Nachteile von Lebensversicherungen, die fondsgebunden sind:
- Gemischte Lebensversicherungen sind oft sehr intransparent und kompliziert. Selbst für Ökonomen ist es nicht einfach, bei diesen Produkten den Durchblick zu behalten, wie auch eine Reportage des Schweizer Fernsehens zeigt.
- Die horrende Kosten für den Vertrieb, den Abschluss und die Fonds sowie deren Verwaltung machen fondsgebundene Lebensversicherungen unattraktiv.
- Überrissene Renditeannahmen täuschen oft eine zu positive Wertentwicklung vor.
- Die Versicherungsdeckungen für Invalidität, Tod und Prämienbefreiung sind allesamt nicht gratis.
Ist eine fondsgebundene Lebensversicherung sinnvoll?
Fondsgebundene Lebensversicherungen sehen auf den ersten Blick attraktiv aus.
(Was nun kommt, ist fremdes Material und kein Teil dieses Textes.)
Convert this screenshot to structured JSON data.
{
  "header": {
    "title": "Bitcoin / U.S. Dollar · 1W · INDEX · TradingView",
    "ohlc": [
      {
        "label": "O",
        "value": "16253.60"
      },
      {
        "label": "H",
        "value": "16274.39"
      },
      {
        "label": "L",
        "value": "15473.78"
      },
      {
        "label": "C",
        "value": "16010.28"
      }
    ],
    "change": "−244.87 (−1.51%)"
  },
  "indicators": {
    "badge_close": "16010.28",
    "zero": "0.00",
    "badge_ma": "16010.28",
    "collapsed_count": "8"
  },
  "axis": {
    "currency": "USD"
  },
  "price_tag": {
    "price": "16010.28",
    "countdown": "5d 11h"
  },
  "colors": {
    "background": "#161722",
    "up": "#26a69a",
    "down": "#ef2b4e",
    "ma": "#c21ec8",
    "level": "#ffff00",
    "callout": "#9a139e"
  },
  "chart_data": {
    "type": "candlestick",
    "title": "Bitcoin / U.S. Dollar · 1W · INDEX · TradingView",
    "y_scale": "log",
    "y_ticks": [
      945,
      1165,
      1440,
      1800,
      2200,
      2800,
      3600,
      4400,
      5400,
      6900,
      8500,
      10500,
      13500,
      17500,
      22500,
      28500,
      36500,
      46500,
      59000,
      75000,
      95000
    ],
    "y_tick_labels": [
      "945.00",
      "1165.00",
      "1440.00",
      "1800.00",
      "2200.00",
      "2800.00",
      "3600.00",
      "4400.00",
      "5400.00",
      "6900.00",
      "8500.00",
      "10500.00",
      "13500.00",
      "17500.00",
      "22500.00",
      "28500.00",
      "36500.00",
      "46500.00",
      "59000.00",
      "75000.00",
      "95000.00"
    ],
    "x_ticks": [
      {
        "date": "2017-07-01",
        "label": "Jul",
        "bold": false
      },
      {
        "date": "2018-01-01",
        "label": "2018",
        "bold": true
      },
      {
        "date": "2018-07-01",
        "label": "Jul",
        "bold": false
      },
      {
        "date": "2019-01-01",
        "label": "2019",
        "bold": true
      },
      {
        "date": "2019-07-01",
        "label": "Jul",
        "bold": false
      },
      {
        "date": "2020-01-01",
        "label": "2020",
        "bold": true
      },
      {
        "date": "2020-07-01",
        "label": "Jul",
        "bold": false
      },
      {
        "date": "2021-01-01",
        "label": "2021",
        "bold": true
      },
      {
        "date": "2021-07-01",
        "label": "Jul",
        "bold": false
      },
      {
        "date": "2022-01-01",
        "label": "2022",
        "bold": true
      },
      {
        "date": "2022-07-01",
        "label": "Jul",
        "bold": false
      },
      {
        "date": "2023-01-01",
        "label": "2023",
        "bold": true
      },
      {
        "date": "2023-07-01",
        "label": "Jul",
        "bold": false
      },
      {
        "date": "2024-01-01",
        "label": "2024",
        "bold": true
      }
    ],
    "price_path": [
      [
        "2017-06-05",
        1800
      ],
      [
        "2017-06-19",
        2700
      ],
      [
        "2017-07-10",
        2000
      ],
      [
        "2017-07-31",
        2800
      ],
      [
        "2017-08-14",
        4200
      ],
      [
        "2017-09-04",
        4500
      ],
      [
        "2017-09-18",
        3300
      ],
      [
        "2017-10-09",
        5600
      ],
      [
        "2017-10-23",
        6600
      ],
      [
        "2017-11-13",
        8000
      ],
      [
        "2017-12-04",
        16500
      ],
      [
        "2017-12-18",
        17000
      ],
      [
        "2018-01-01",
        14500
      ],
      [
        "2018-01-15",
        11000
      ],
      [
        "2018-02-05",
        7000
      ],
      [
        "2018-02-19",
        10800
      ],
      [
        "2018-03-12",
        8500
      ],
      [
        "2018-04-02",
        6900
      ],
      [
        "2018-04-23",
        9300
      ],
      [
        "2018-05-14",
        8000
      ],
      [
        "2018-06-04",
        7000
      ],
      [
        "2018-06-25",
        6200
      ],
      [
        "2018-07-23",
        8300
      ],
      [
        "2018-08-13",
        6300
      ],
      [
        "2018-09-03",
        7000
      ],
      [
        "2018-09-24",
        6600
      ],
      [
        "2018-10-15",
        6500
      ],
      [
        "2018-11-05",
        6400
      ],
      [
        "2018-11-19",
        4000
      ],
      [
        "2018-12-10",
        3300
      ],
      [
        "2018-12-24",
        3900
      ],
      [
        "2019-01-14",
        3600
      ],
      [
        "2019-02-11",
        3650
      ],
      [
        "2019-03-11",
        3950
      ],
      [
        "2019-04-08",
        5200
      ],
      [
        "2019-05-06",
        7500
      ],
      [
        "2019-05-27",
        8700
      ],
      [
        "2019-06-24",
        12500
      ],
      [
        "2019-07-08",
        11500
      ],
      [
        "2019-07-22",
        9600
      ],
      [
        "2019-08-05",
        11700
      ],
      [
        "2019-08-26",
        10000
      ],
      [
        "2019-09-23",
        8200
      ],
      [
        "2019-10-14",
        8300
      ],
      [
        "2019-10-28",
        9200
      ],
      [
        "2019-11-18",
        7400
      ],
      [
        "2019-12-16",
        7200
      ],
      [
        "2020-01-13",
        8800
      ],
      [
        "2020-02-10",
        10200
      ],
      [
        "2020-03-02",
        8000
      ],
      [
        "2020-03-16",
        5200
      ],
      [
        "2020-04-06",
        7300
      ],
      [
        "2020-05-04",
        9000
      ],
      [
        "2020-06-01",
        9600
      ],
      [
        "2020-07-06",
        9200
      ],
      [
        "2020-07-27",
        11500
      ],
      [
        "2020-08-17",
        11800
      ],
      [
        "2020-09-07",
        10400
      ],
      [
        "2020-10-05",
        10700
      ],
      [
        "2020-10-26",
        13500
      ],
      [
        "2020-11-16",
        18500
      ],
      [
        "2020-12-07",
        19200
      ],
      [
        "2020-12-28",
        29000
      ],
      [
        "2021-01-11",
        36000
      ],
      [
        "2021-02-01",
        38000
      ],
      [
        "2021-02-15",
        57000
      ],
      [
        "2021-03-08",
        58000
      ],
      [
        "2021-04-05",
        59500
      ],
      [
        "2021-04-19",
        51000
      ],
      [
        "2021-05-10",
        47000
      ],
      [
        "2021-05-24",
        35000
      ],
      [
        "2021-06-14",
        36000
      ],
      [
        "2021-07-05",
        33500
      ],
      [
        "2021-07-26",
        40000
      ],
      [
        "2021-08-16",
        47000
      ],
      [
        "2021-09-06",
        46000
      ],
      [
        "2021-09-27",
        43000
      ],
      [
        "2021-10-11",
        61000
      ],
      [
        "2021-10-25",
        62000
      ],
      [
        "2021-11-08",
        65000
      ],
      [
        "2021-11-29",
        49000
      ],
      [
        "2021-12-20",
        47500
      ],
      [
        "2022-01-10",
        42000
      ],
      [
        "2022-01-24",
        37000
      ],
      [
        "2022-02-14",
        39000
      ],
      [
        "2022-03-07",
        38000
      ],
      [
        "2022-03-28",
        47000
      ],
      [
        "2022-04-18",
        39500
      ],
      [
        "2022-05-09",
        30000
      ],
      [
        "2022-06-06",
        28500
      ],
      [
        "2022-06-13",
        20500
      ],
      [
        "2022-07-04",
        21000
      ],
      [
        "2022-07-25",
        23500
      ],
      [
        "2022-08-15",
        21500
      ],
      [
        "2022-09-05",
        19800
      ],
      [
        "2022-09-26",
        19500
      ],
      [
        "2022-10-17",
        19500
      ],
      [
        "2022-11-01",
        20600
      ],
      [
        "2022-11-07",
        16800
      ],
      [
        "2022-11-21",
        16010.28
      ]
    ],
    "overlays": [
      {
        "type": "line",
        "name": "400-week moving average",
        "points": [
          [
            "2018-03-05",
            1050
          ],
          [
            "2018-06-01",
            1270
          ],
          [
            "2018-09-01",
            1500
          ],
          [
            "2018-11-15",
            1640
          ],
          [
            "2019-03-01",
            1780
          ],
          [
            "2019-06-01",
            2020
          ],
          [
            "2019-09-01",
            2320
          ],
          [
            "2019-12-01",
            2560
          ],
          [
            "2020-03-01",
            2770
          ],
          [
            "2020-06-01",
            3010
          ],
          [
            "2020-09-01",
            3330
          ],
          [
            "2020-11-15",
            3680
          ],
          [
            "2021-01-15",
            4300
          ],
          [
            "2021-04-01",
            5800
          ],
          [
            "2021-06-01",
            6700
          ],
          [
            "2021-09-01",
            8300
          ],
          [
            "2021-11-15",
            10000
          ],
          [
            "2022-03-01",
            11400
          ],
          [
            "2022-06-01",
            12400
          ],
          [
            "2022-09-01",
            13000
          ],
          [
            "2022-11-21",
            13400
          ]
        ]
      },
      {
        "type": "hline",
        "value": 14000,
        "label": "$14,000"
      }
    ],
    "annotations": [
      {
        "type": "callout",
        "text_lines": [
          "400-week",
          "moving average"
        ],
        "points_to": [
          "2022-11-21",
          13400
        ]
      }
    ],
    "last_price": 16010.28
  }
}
Das liegt primär an zwei Gründen:
- Erstens, weil man zusätzlich zum Sparanteil von einer Risikodeckung profitiert. Wer aber weiss, dass die Absicherung für Tod und Invalidität nicht gratis zu haben ist, weil man dafür extra eine Prämie zahlt, findet das Angebot möglicherweise bereits nicht mehr so sinnvoll. Das gilt übrigens auch für die Prämienbefreiung, dass also die Versicherung die Beiträge weiter bezahlt, wenn man arbeitsunfähig wird. Auch die Prämienbefreiung ist nicht gratis zu haben.
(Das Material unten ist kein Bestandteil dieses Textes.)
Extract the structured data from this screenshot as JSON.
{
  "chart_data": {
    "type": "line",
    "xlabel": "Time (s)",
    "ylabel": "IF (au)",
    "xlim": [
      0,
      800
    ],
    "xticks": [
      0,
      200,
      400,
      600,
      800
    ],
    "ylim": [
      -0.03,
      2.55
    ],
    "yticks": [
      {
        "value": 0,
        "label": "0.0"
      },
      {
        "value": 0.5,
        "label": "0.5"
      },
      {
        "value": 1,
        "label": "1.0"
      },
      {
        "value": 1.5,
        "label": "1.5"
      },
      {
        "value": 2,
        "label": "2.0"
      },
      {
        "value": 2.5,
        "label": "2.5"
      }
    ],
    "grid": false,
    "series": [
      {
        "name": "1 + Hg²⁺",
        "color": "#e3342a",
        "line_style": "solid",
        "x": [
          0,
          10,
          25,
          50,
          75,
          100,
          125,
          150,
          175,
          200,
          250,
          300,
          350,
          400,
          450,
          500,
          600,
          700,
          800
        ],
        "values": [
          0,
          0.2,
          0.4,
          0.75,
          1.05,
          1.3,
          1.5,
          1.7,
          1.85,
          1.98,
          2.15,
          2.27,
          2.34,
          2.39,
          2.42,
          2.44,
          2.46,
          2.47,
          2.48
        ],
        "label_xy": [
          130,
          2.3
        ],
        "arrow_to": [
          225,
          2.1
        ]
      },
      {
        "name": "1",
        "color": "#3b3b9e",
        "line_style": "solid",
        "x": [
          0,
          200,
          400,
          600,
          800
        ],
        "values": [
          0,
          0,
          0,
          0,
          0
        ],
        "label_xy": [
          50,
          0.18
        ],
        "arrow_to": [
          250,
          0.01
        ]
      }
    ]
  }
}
- Zweitens ist es so, dass Versicherungen für ihre Produkte oft sehr hohe Renditen annehmen. Durch hohe Renditen fallen die horrenden Kosten von fondsgebundenen Lebensversicherungen weniger ins Gewicht. Die Tabellen und Grafiken, die die Wertentwicklung von gemischten Versicherungen zeigen, sehen ganz ordentlich aus. Das Problem liegt aber darin, dass die hohen Renditeerwartungen in 90 % der Fälle zu optimistisch sind und nicht eingehalten werden. Es ist deshalb gut möglich, dass man als Kunde oder Kundin einer solchen Versicherung auf den hohen Kosten sitzen bleibt.
Deshalb nein, fondsgebundene Lebensversicherungen sind nicht sinnvoll. Unser dringlicher Rat: Trennen Sie Sparen und Versichern. Wer seine Familie absichern und Geld anlegen möchte, fährt besser mit ETFs und einer separaten Risikolebensversicherung.